Vamos sambar que o samba contagia! Vamos sambar que o samba é alegria, poesia e melodia, mas “fazer samba não é contar piada”¹ e para os sambistas de profissão, é uma forma de oração que precisa de muita devoção e sacrifício. O sambista não é sambista só porque quer, é sambista porque esse é o seu dom e a sua sina, ele sorri quando canta ou toca, se regozija quando ouve a canção que compôs, sente que cumpriu bem o seu oficio, vendo todo mundo sambando e tentando esquecer por um instante as adversidades da vida, o sambista é um arauto da felicidade, que vai deixando a sua marca nos passos incertos do seu gingado, pelas vielas e becos, pelas ruas, passarelas e pelos palcos da vida.
O sambista fica triste por um segundo e quando chora, chora no escuro. Muitas vezes não entende o mundo e o que vai descobrindo, vai colocando no papel, faz do instrumento o seu escudeiro fiel, tem na fé a sua espada contra a maldade, no amor a sua inspiração e na amizade o seu combustível para a felicidade, a sua sorte desafia a razão, é sangue bom e tem um grande coração, o que não impede de ter suas aflições, quando chora, chora no escuro e fica triste por um segundo, pois se tem o samba como sua única fonte de renda, tem que voltar a sorrir, cantar rouco, tocar com febre, cobrar pouco, ouvir discurso e depois de cinco saideiras, ainda ficar devendo a “expulsadeira”.
Todo sambista é famoso, na sua rua, na sua quebrada, no seu circulo de amizades.
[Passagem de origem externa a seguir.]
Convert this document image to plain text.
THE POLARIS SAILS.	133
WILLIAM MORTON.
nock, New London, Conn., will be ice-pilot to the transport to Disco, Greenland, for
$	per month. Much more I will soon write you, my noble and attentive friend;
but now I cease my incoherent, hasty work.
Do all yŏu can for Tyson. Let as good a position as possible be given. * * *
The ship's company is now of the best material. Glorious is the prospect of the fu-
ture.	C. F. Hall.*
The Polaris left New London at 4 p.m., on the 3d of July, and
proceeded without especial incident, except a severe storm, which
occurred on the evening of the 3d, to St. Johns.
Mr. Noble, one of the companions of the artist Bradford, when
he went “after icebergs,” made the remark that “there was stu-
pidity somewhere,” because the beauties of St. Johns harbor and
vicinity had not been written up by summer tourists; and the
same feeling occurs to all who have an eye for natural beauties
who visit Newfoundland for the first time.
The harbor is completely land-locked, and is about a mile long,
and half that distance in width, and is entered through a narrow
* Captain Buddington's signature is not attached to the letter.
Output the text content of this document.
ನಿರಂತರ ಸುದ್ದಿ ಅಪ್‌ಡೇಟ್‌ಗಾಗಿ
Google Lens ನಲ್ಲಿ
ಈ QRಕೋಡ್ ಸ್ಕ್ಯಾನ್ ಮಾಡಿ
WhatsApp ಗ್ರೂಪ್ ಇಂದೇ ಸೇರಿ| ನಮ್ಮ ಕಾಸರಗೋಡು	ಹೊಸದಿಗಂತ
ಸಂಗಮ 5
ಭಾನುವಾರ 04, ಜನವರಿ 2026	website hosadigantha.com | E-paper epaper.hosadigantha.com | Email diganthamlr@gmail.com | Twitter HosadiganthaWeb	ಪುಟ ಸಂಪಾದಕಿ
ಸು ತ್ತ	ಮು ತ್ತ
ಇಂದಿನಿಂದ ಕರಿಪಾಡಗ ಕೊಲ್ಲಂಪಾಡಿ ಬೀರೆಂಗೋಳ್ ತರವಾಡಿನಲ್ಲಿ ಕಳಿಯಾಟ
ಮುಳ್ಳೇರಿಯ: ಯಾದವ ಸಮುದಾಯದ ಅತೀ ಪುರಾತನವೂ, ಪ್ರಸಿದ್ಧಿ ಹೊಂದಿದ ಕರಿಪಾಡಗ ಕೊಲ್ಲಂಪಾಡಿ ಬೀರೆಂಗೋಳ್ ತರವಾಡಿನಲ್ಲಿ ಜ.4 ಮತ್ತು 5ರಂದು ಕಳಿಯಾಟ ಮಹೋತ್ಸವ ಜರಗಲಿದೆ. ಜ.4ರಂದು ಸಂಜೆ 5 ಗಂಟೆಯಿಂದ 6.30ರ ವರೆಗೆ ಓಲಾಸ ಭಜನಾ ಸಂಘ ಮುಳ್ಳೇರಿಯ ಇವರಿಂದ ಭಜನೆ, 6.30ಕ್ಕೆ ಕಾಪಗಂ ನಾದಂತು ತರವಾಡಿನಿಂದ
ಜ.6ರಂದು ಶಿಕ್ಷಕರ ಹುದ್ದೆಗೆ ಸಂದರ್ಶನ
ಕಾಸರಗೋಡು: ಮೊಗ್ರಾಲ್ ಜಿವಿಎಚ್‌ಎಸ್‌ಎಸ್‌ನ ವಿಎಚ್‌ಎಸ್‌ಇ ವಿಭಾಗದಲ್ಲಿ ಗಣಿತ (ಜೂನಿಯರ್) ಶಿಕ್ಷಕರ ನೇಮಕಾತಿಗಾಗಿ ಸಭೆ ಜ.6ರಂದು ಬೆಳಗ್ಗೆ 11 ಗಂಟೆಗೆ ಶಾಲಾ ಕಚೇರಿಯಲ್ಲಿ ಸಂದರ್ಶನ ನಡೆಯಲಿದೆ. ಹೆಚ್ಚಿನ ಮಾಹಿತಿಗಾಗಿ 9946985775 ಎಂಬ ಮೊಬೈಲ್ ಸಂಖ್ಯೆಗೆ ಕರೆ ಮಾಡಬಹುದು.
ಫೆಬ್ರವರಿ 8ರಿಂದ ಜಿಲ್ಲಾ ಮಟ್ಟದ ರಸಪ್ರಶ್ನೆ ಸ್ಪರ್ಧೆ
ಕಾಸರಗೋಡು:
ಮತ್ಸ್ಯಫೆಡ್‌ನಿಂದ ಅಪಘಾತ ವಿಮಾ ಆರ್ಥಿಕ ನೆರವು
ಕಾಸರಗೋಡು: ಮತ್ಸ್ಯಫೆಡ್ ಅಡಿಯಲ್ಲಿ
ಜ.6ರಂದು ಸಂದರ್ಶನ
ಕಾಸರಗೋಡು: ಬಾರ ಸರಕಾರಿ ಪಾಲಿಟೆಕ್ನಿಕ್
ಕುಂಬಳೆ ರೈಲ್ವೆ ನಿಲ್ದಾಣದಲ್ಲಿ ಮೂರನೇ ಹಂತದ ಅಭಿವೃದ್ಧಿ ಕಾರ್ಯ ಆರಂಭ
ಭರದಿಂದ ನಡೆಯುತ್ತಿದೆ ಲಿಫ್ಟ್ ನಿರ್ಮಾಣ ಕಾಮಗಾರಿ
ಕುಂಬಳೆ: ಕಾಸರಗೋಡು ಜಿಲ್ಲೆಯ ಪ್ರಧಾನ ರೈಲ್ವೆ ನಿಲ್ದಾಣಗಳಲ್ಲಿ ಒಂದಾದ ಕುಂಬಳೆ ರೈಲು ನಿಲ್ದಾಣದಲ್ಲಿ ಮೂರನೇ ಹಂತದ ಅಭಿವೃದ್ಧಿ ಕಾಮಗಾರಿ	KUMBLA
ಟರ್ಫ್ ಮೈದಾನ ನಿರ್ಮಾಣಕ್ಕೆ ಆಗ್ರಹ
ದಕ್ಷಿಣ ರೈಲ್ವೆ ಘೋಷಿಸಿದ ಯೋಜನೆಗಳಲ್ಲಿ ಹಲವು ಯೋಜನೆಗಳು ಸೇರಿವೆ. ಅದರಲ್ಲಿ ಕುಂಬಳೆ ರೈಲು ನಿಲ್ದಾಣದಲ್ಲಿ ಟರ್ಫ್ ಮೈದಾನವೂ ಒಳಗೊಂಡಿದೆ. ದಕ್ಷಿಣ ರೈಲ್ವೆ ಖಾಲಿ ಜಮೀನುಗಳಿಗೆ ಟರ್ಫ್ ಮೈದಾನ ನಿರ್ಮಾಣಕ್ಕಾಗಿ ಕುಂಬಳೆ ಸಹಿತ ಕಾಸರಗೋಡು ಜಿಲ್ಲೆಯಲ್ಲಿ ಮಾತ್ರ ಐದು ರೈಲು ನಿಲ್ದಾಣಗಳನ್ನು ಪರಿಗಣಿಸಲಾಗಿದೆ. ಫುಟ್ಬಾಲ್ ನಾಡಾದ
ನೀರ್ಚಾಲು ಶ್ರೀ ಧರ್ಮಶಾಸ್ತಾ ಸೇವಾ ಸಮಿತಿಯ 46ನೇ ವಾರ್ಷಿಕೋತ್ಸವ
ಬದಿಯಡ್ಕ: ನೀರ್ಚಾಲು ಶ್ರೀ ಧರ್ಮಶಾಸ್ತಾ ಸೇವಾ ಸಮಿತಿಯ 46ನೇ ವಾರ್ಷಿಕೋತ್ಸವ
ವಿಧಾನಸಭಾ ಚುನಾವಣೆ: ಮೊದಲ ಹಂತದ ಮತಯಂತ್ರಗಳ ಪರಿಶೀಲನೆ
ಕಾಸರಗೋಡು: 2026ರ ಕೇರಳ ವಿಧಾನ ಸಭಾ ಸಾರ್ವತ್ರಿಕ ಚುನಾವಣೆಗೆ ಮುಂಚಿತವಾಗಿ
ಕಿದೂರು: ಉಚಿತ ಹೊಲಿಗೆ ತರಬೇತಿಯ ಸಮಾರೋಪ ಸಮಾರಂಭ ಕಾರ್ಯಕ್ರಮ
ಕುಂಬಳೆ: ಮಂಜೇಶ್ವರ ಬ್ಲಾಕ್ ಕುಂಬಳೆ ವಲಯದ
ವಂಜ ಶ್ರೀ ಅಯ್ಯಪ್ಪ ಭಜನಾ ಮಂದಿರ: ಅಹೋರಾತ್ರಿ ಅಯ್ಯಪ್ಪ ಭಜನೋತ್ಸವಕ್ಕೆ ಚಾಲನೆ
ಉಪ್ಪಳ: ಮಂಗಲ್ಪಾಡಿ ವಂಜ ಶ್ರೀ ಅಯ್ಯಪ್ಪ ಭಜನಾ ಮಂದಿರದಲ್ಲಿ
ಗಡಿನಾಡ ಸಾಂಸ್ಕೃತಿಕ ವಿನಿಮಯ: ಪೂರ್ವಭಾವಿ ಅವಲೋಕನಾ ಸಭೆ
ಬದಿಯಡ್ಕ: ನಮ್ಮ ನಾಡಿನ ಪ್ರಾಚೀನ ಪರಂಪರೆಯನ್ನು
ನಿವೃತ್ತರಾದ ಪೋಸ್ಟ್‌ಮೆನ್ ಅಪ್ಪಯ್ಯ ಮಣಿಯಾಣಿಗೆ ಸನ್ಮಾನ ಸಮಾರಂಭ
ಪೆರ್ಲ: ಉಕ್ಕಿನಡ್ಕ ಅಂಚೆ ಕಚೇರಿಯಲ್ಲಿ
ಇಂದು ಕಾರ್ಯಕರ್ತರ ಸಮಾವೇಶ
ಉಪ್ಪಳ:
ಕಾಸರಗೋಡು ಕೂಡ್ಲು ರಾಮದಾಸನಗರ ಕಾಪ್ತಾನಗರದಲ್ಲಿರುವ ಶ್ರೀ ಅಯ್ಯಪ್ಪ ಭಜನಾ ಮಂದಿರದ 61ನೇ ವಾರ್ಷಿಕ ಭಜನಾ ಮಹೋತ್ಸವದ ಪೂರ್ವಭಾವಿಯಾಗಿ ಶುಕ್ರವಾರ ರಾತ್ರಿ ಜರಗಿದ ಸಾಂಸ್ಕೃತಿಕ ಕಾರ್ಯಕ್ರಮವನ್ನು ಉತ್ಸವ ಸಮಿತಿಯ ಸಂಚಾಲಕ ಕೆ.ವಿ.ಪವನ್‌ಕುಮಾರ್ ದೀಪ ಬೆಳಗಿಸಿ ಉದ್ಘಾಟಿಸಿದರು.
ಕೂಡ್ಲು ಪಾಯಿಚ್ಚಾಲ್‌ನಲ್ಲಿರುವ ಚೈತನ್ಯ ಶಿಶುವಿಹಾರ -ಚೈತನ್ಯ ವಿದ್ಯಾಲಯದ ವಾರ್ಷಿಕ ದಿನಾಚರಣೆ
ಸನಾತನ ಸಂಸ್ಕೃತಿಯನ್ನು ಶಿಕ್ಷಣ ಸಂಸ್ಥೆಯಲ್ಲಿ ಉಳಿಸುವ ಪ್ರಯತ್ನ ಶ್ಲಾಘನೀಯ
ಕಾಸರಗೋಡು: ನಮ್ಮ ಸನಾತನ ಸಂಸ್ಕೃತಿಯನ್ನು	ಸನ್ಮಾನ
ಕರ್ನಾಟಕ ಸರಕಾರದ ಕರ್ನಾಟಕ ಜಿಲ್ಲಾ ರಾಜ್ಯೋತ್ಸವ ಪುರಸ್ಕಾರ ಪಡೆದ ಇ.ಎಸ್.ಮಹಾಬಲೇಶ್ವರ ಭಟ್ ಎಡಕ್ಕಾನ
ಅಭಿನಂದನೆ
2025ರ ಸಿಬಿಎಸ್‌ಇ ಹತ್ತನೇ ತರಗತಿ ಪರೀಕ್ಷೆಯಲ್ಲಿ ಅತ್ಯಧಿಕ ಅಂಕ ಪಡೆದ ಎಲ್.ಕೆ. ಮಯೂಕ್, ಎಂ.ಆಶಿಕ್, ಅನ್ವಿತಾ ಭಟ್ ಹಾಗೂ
Alguns são famosos na sua cidade, no seu estado, no Brasil e no mundo. Não importa a patente, é gente da gente, quando tem aquela feijoada solidária, pode contar com ele, inauguração, aniversário e despedida, pode contar com ele, ele chega chegando, vai logo animando, é cavaquinho, surdo e pandeiro, tantã e tamborim, repique, cuíca e agogô, banjo e chocalho, o sambista é uma bateria inteira, é o diretor, o compositor, o ritmista e o mestre-sala, se precisar, pode contar com ele, pode contar com ele sempre e se ele, por acaso, não aparecer, foi por motivo de força maior, um chamado divino para aliviar uma dor, ou repentino, para nos encher de saudade….
“Quem rezar por mim que o faça sambando…”². Nós obedecemos aos prantos, com os olhos fitando o vazio do tempo, sem entender, sem acreditar. Aceitamos o inevitável, não temos como contestar, o surdo faz a marcação do último desfile, o cavaco chora e a cuíca agoniza, as lembranças são tão atuais, parece que foi ontem, mas não foi! Nunca, em tão pouco tempo, o coração ficou tão dolorido! A causa machuca! Aquela sensação de que tudo poderia ter sido evitado, é real, a incerteza paira no ar com a sua ausência, quem proverá o pão de cada dia da sua família, vai faltar um acorde na melodia da vida, aquela sua canção preferida, uma frase na nossa poesia, o apito para comandar o rufar da bateria….
“Finda o carnaval com suas cores, transformando-se em dores e cinza é o que restou…”³, mas depois dessa quarta-feira de cinzas, com o peito cheio de cicatrizes, somos obrigados a nos recompor, com a responsabilidade de honrar a memória dos que partiram, pela sua dedicação e contribuição ao samba e cuidar dos que precisam, pois dividir a dor, acalenta o coração.
A saudade é uma boa companheira, a lembrança que aqueles que partiram continuam vivos, cantando nos nossos ouvidos, sorrindo com as nossas piadas, alegres nas batucadas e românticos nas serenatas. Nós não veremos, mas eles estarão lá, ajudando a afinar os instrumentos antes do desfile na avenida, engrossando o coro nos arrastões do Morro, estarão nas rodas de samba, ora tocando o cavaco, ora tocando o violão, assoprando um verso no ouvido, que chamaremos de inspiração, não estaremos sozinhos na hora do brinde e sempre haverá mais uma canção, nas madrugadas, serão nossos anjos da guarda e durante o dia, uma boa energia que fará bem para alma.
A esses sambistas, a nossa gratidão!